Brandon Setta : C’est facile de sonner pareil, et peut-être que notre premier EP y ressemblait vraiment. Mais aujourd’hui, je préfère nous considérer comme un groupe de rock alternatif parce qu’on englobe beaucoup de choses à la fois.
Vous avez aimé le nouveau Slowdive sorti en 2017 ?
Oui, il y a vraiment de super morceaux dessus, comme Sugar For The Pill.
Domenic Palermo : La seule chose que j’attends, moi, c’est un nouveau Mojave 3.
Fin d’année oblige, pouvez vous me dire quels albums vous avez préféré en 2018 ?
C’est difficile comme question… Je dirais Kill The Lights de Tony Molina et Daytona de Pusha-T. En tout cas, ce sont les disques que j’ai le plus écouté.

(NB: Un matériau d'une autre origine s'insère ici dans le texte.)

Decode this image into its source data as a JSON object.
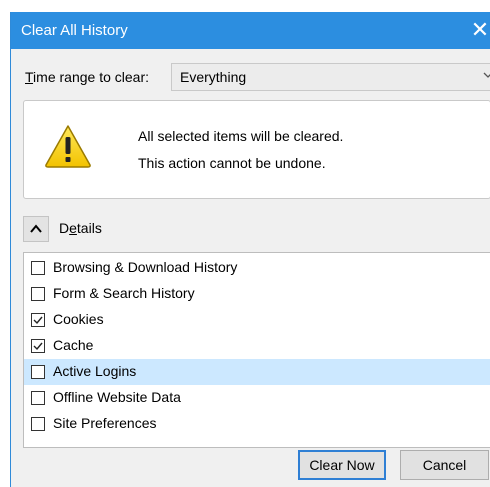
{
  "dialog": {
    "title": "Clear All History",
    "close_glyph": "✕"
  },
  "time_range": {
    "label_accel": "T",
    "label_rest": "ime range to clear:",
    "value": "Everything"
  },
  "warning": {
    "icon": "warning-triangle-icon",
    "line1": "All selected items will be cleared.",
    "line2": "This action cannot be undone."
  },
  "details": {
    "label_pre": "D",
    "label_accel": "e",
    "label_post": "tails",
    "expanded": true
  },
  "items": [
    {
      "label": "Browsing & Download History",
      "checked": false
    },
    {
      "label": "Form & Search History",
      "checked": false
    },
    {
      "label": "Cookies",
      "checked": true
    },
    {
      "label": "Cache",
      "checked": true
    },
    {
      "label": "Active Logins",
      "checked": false,
      "highlighted": true
    },
    {
      "label": "Offline Website Data",
      "checked": false
    },
    {
      "label": "Site Preferences",
      "checked": false
    }
  ],
  "buttons": {
    "clear_now": "Clear Now",
    "cancel": "Cancel"
  },
  "colors": {
    "titlebar": "#2c8ee0",
    "highlight": "#cce8ff",
    "primary_border": "#2f7fd4"
  }
}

Brandon Setta : J’ai beaucoup aimé Head Cage de Pig Destroyer. Mais je ne sais pas trop ce qui est sorti d’autres cette année…
Kyle, le batteur du groupe qui savourait soigneusement son kebab-frites en nous écoutant semble sortir de sa torpeur : Le nouveau Jesus & Mary Chain ?
Ah non, ça c’était l’année dernière !
Kyle Kimball : Bon, je sais pas quoi dire d’autre alors…
Brandon Setta : Le Live In Brussels de The National est aussi excellent.
Aaron Heard (bassiste, lui aussi silencieux jusqu’ici) : Je dirais ASTROWORLD de Travis Scott. Lucas Acid de Moodie Black… et puis aussi le premier album de Jesus Piece, Only Self !
Brandon Setta : Ah oui, tu peux le noter celui-là ! (ils se marrent. Aaron est en fait aussi le chanteur de Jesus Piece, NdR)
On a pu voir cette année, la captation de votre collaboration avec Justin Broadrick (Godflesh, Jesu) et Dominick Fernow (Prurient) pour les 20 ans du label Hospital Productions. Le résultat est vraiment très beau et très puissant. Peut-on espérer une collaboration sur disque à l’avenir ?
Domenic Palermo : J’en ai discuté avec Justin, et il est partant. Le problème, c’est que nous sommes tous très occupés pour le moment… On enregistrera bien quelque chose de neuf tous ensemble mais je ne sais pas quand. Pour être honnête avec toi, je n’arrive pas à prévoir plus loin que la journée qui vient pour le moment.